"bak orda ne var, parlak bir şey var"




"altın gibi bir hayat var" diye devam ediyor reklam.

yıl 1978, atıf yılmaz, umur bugay'ın senaryosunu yazdığı, köşeyi dönen adam filmiyle sinemalarda. başrolde Kemal Sunal. komedinin o dönemin güncel politikasıyla içiçe geçtiği, dönemin politik atmosferinin, hırslarının, markalaşmanın kentin yüzeylerinde, gazetelerden toplanan kuponlarda anlatıldığı, yine bir politik komedi.
komedi ile harmanlandığı için mi çarpıcı gerçeklik normalleşiyor ve kabul edilebilir, hatta yok sayılabilir oluyor anlamak zor. buradan filme dair bahsettiklerimden bir parça gösteren güzel bir bölüm izlenebilir.  

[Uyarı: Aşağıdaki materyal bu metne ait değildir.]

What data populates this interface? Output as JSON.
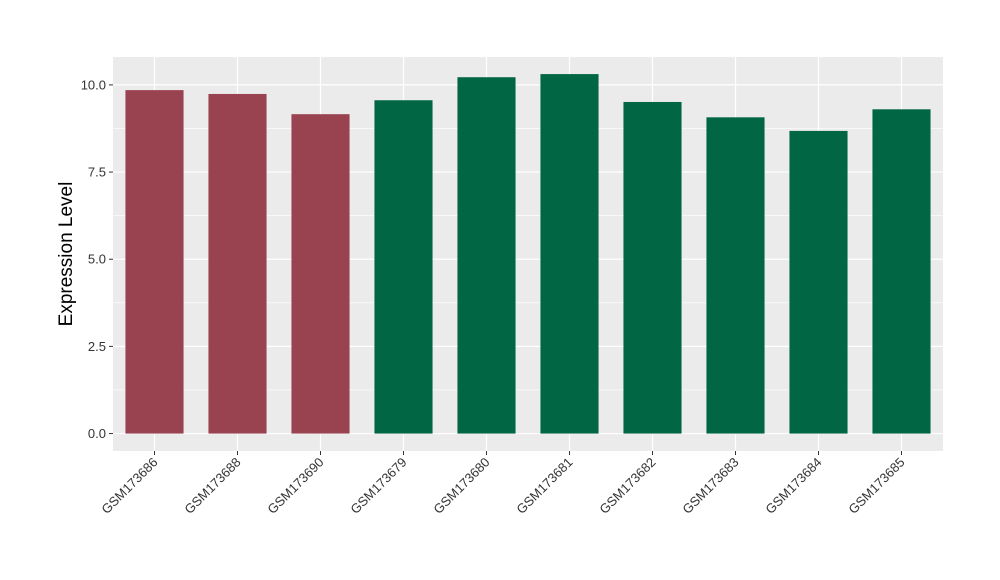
{
  "chart_data": {
    "type": "bar",
    "categories": [
      "GSM173686",
      "GSM173688",
      "GSM173690",
      "GSM173679",
      "GSM173680",
      "GSM173681",
      "GSM173682",
      "GSM173683",
      "GSM173684",
      "GSM173685"
    ],
    "values": [
      9.85,
      9.74,
      9.16,
      9.56,
      10.22,
      10.31,
      9.51,
      9.07,
      8.68,
      9.3
    ],
    "bar_colors": [
      "#9a4350",
      "#9a4350",
      "#9a4350",
      "#006644",
      "#006644",
      "#006644",
      "#006644",
      "#006644",
      "#006644",
      "#006644"
    ],
    "xlabel": "",
    "ylabel": "Expression Level",
    "yticks": [
      "0.0",
      "2.5",
      "5.0",
      "7.5",
      "10.0"
    ],
    "ylim": [
      -0.5,
      10.8
    ],
    "grid": true,
    "panel_background": "#ebebeb",
    "gridline_color": "#ffffff"
  }
}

filmin çekilme tarihi tesadüf değil. 1977 yılı 1 mayıs'ının! ve şimdiki adı mustafa kemal mahallesi olan ama daha çok bilinen adıyla 1 mayıs mahallesindeki yıkımların ( bu film tabi ki kendisi de bir propaganda aracı o gözle izlemek gerek ) üzerinden çok da zaman geçmemiş. ümraniyenin sırtlarında yeni kurulan bu gecekondu yerleşmesi, hem dönemin kültürel ve ekonomik ortamının doğurduğu göçlerin aynası, hem de politikanın kentsel mekanda görünür hale geldiği ve onu kurduğu bir yer. örgütlü direnişin ve hak mücadelesinin neredeyse bir sembolü. aynı dönemde İTÜ'lü mimarlık öğrencileri tarafından hazırlanmış bir imar planı bile var...

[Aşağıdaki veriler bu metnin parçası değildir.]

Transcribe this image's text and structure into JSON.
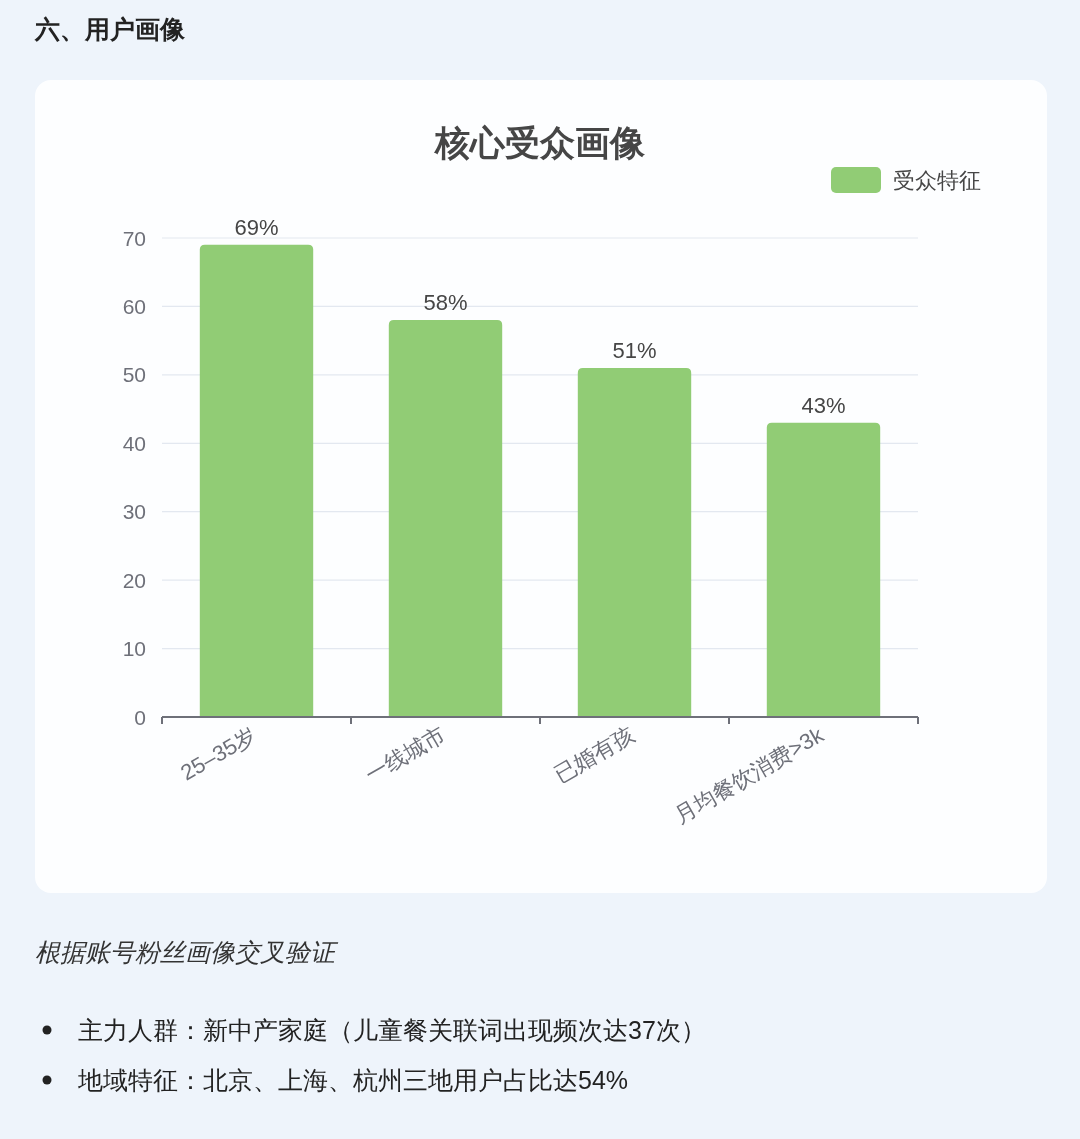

iç ve doğu anadolu'dan gelen nüfusu, karmaşık hemşehrilik ilişkileri, inanışları ve etnik kökenleri bir arada barındıran mahalle bugün bile, politikanın kentsel mekanda aktif olarak yaşandığı bir yer. hemen hemen tüm sol fraksiyonlardan grupların kısaltmaları, etnik kimlik üstünden temellendirilen sloganlar ile dolu duvarlar, politika konuşmaktan çekinmeyen, haksızlıkları dile getiren, konuştukları konulara hakim, kadın muhtarı ve muhtarlık çalışanları, cem evli, protestan kiliseli, camili, bugün de eskisi kadar kaynayan bir yer. yakın dönemde medyada görünür olan olaylarla gündeme ara ara gelen mahalle, önce irileşen ilçeler sınırları arasında parçalanmış ama ne olursa olsun çoğu zaman toplu taşımadan yoksun bırakılmış, imar planları geciktirilmiş!, asayişi sağlamakla görevli birimlerin ilgisizliğine maruz kalmış, bahsi geçen yıllardan bugüne kadar hep bir "problem" alan olarak görülmüş.

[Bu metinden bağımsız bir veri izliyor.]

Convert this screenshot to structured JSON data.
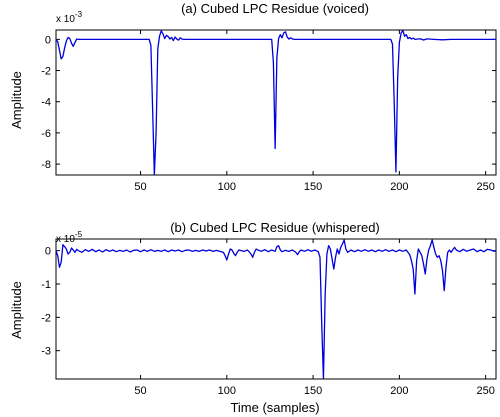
{
  "chart_data": [
    {
      "type": "line",
      "title": "(a) Cubed LPC Residue (voiced)",
      "ylabel": "Amplitude",
      "xlabel": "",
      "multiplier_label": "x 10",
      "multiplier_exp": "-3",
      "xlim": [
        1,
        256
      ],
      "ylim": [
        -8.7,
        0.6
      ],
      "xticks": [
        50,
        100,
        150,
        200,
        250
      ],
      "yticks": [
        0,
        -2,
        -4,
        -6,
        -8
      ],
      "series": [
        {
          "color": "#0000dd",
          "points": [
            [
              1,
              0
            ],
            [
              2,
              -0.15
            ],
            [
              3,
              -0.7
            ],
            [
              4,
              -1.25
            ],
            [
              5,
              -1.1
            ],
            [
              6,
              -0.55
            ],
            [
              7,
              -0.1
            ],
            [
              8,
              0.12
            ],
            [
              9,
              0.05
            ],
            [
              10,
              -0.25
            ],
            [
              11,
              -0.45
            ],
            [
              12,
              -0.2
            ],
            [
              13,
              0.02
            ],
            [
              14,
              0
            ],
            [
              20,
              0
            ],
            [
              30,
              0
            ],
            [
              40,
              0
            ],
            [
              50,
              0
            ],
            [
              55,
              0
            ],
            [
              56,
              -0.4
            ],
            [
              57,
              -4.5
            ],
            [
              58,
              -8.7
            ],
            [
              59,
              -6.0
            ],
            [
              60,
              -0.6
            ],
            [
              61,
              0.2
            ],
            [
              62,
              0.55
            ],
            [
              63,
              0.35
            ],
            [
              64,
              0.05
            ],
            [
              65,
              0.25
            ],
            [
              66,
              0.18
            ],
            [
              67,
              0.02
            ],
            [
              68,
              0.12
            ],
            [
              69,
              -0.08
            ],
            [
              70,
              0.15
            ],
            [
              71,
              0.02
            ],
            [
              72,
              -0.05
            ],
            [
              73,
              0.1
            ],
            [
              74,
              0.02
            ],
            [
              75,
              0
            ],
            [
              85,
              0
            ],
            [
              100,
              0
            ],
            [
              115,
              0
            ],
            [
              126,
              0
            ],
            [
              127,
              -1.5
            ],
            [
              128,
              -7.0
            ],
            [
              129,
              -1.2
            ],
            [
              130,
              0.05
            ],
            [
              131,
              0.3
            ],
            [
              132,
              0.1
            ],
            [
              133,
              0.42
            ],
            [
              134,
              0.48
            ],
            [
              135,
              0.15
            ],
            [
              136,
              0.02
            ],
            [
              137,
              0.1
            ],
            [
              138,
              0.03
            ],
            [
              139,
              0
            ],
            [
              150,
              0
            ],
            [
              165,
              0
            ],
            [
              180,
              0
            ],
            [
              195,
              0
            ],
            [
              196,
              -0.3
            ],
            [
              197,
              -4.0
            ],
            [
              198,
              -8.5
            ],
            [
              199,
              -2.5
            ],
            [
              200,
              -0.2
            ],
            [
              201,
              0.4
            ],
            [
              202,
              0.58
            ],
            [
              203,
              0.2
            ],
            [
              204,
              0.3
            ],
            [
              205,
              0.05
            ],
            [
              206,
              0.12
            ],
            [
              207,
              0.02
            ],
            [
              208,
              0.08
            ],
            [
              209,
              0
            ],
            [
              212,
              0.04
            ],
            [
              214,
              -0.04
            ],
            [
              216,
              0.03
            ],
            [
              220,
              0
            ],
            [
              225,
              -0.03
            ],
            [
              230,
              0
            ],
            [
              240,
              0
            ],
            [
              250,
              0
            ],
            [
              256,
              0
            ]
          ]
        }
      ]
    },
    {
      "type": "line",
      "title": "(b) Cubed LPC Residue (whispered)",
      "ylabel": "Amplitude",
      "xlabel": "Time (samples)",
      "multiplier_label": "x 10",
      "multiplier_exp": "-5",
      "xlim": [
        1,
        256
      ],
      "ylim": [
        -3.85,
        0.35
      ],
      "xticks": [
        50,
        100,
        150,
        200,
        250
      ],
      "yticks": [
        0,
        -1,
        -2,
        -3
      ],
      "series": [
        {
          "color": "#0000dd",
          "points": [
            [
              1,
              0
            ],
            [
              2,
              -0.15
            ],
            [
              3,
              -0.5
            ],
            [
              4,
              -0.35
            ],
            [
              5,
              0.18
            ],
            [
              6,
              0.12
            ],
            [
              7,
              0.05
            ],
            [
              8,
              -0.1
            ],
            [
              9,
              -0.05
            ],
            [
              10,
              0.08
            ],
            [
              11,
              0.02
            ],
            [
              12,
              -0.05
            ],
            [
              13,
              0.04
            ],
            [
              14,
              0
            ],
            [
              16,
              -0.05
            ],
            [
              18,
              0.03
            ],
            [
              20,
              -0.02
            ],
            [
              22,
              0.04
            ],
            [
              24,
              -0.03
            ],
            [
              26,
              0.02
            ],
            [
              28,
              -0.04
            ],
            [
              30,
              0.03
            ],
            [
              32,
              -0.02
            ],
            [
              34,
              0.02
            ],
            [
              36,
              -0.03
            ],
            [
              38,
              0.01
            ],
            [
              40,
              -0.02
            ],
            [
              42,
              0.02
            ],
            [
              44,
              -0.04
            ],
            [
              46,
              0.01
            ],
            [
              48,
              0.02
            ],
            [
              50,
              -0.03
            ],
            [
              52,
              0.02
            ],
            [
              54,
              -0.02
            ],
            [
              56,
              0.03
            ],
            [
              58,
              -0.02
            ],
            [
              60,
              0.01
            ],
            [
              62,
              -0.02
            ],
            [
              64,
              0.02
            ],
            [
              66,
              -0.03
            ],
            [
              68,
              0.02
            ],
            [
              70,
              -0.01
            ],
            [
              72,
              0.02
            ],
            [
              74,
              -0.03
            ],
            [
              76,
              0.01
            ],
            [
              78,
              0.02
            ],
            [
              80,
              -0.02
            ],
            [
              82,
              0.01
            ],
            [
              84,
              -0.02
            ],
            [
              86,
              0.02
            ],
            [
              88,
              -0.01
            ],
            [
              90,
              0.02
            ],
            [
              92,
              -0.02
            ],
            [
              94,
              0.01
            ],
            [
              96,
              -0.02
            ],
            [
              98,
              -0.05
            ],
            [
              99,
              -0.15
            ],
            [
              100,
              -0.28
            ],
            [
              101,
              -0.1
            ],
            [
              102,
              0.05
            ],
            [
              103,
              0.02
            ],
            [
              104,
              -0.08
            ],
            [
              105,
              -0.15
            ],
            [
              106,
              -0.05
            ],
            [
              107,
              0.02
            ],
            [
              110,
              -0.02
            ],
            [
              112,
              0.02
            ],
            [
              114,
              -0.1
            ],
            [
              115,
              -0.2
            ],
            [
              116,
              -0.05
            ],
            [
              117,
              0.05
            ],
            [
              118,
              0.02
            ],
            [
              120,
              -0.02
            ],
            [
              122,
              0.03
            ],
            [
              124,
              -0.03
            ],
            [
              126,
              0.02
            ],
            [
              128,
              -0.02
            ],
            [
              129,
              0.12
            ],
            [
              130,
              0.15
            ],
            [
              131,
              0.02
            ],
            [
              132,
              -0.03
            ],
            [
              134,
              0.01
            ],
            [
              136,
              -0.02
            ],
            [
              138,
              0.02
            ],
            [
              140,
              -0.05
            ],
            [
              141,
              -0.12
            ],
            [
              142,
              -0.03
            ],
            [
              143,
              0.02
            ],
            [
              145,
              -0.02
            ],
            [
              147,
              0.03
            ],
            [
              149,
              -0.02
            ],
            [
              151,
              0.02
            ],
            [
              153,
              -0.03
            ],
            [
              154,
              -0.2
            ],
            [
              155,
              -2.2
            ],
            [
              156,
              -3.85
            ],
            [
              157,
              -1.3
            ],
            [
              158,
              -0.1
            ],
            [
              159,
              0.15
            ],
            [
              160,
              0.05
            ],
            [
              161,
              -0.25
            ],
            [
              162,
              -0.55
            ],
            [
              163,
              -0.2
            ],
            [
              164,
              0.05
            ],
            [
              165,
              -0.1
            ],
            [
              166,
              0.1
            ],
            [
              167,
              0.2
            ],
            [
              168,
              0.32
            ],
            [
              169,
              0.05
            ],
            [
              170,
              -0.05
            ],
            [
              172,
              0.02
            ],
            [
              174,
              -0.03
            ],
            [
              176,
              0.02
            ],
            [
              178,
              -0.02
            ],
            [
              180,
              0.03
            ],
            [
              182,
              -0.02
            ],
            [
              184,
              0.02
            ],
            [
              186,
              -0.03
            ],
            [
              188,
              0.02
            ],
            [
              190,
              -0.02
            ],
            [
              192,
              0.03
            ],
            [
              194,
              -0.02
            ],
            [
              196,
              0.02
            ],
            [
              198,
              -0.03
            ],
            [
              200,
              0.02
            ],
            [
              202,
              -0.02
            ],
            [
              204,
              0.02
            ],
            [
              205,
              -0.05
            ],
            [
              206,
              -0.12
            ],
            [
              207,
              -0.3
            ],
            [
              208,
              -0.55
            ],
            [
              209,
              -1.3
            ],
            [
              210,
              -0.3
            ],
            [
              211,
              0.05
            ],
            [
              212,
              -0.05
            ],
            [
              213,
              -0.15
            ],
            [
              214,
              -0.4
            ],
            [
              215,
              -0.7
            ],
            [
              216,
              -0.25
            ],
            [
              217,
              0.02
            ],
            [
              218,
              0.15
            ],
            [
              219,
              0.32
            ],
            [
              220,
              0.1
            ],
            [
              221,
              -0.1
            ],
            [
              222,
              -0.2
            ],
            [
              223,
              -0.15
            ],
            [
              224,
              -0.3
            ],
            [
              225,
              -0.6
            ],
            [
              226,
              -1.2
            ],
            [
              227,
              -0.5
            ],
            [
              228,
              -0.05
            ],
            [
              229,
              0.02
            ],
            [
              230,
              -0.05
            ],
            [
              231,
              0.03
            ],
            [
              232,
              0.1
            ],
            [
              233,
              0.02
            ],
            [
              235,
              -0.03
            ],
            [
              237,
              0.04
            ],
            [
              239,
              -0.02
            ],
            [
              241,
              0.02
            ],
            [
              243,
              0.05
            ],
            [
              245,
              -0.03
            ],
            [
              247,
              0.02
            ],
            [
              249,
              -0.03
            ],
            [
              251,
              0.04
            ],
            [
              253,
              0.02
            ],
            [
              255,
              -0.02
            ],
            [
              256,
              0
            ]
          ]
        }
      ]
    }
  ]
}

komedi filmine geri dönelim. ama bu sefer bugünde geçen bir komedi filmine. mahalle ataşehir'e bağlanır. karşısında Varyap Meridian yükselirken, mahallenin her sokağı, artık apartmanlaşmış gecekonduların üstünde yükselen kulelerle süslenir. binalar arasından sıradan sürpriz açılarda ise çarpıcı üst üste gelişler olur. 
inşaatlar artık mahallenin sınırına neredeyse dayanmış durumda. imarsız bir mahallenin tedirgin sakinleri haklı olarak, bize her seferinde soruyorlar: "neyi çekiyorsunuz?", "ölçtüler ölçtüler bitiremediler, ne olacak buraya?" başlarına gelme ihtimali yüksek bir şeyi haklı olarak sezercesine...
bu yapı stoğu tabi ki dönüşmeli, herkes farkında, rantın herkes farkında, gerekli düzenlemelerin herkes farkında...ama illa öyle ya da böyle mi olmalı? etnik politik ya da kültürel temelde ayrılıklar üstüne kurgulanmamış, daha kapsayıcı ve olabildiğince katılımcı, rantı paylaşan bir "olmayan yol" mümkün olabilir mi? yani en azından şehrin bazı yerlerinde de olsa...
sonuçta, dürüstçe bakınca, tüm bu binalar ve yapılı çevre istanbul'un, hatta türkiye'nin her yerinde var. belki de bize özgü ve daha üzerine "provakatif çılgınlıklar" içinden düşünmediğimiz bir alan. 

kasıt tabi ki, "bulutlara kadar giden evler var; her katta bahçeler var" değil; sadece!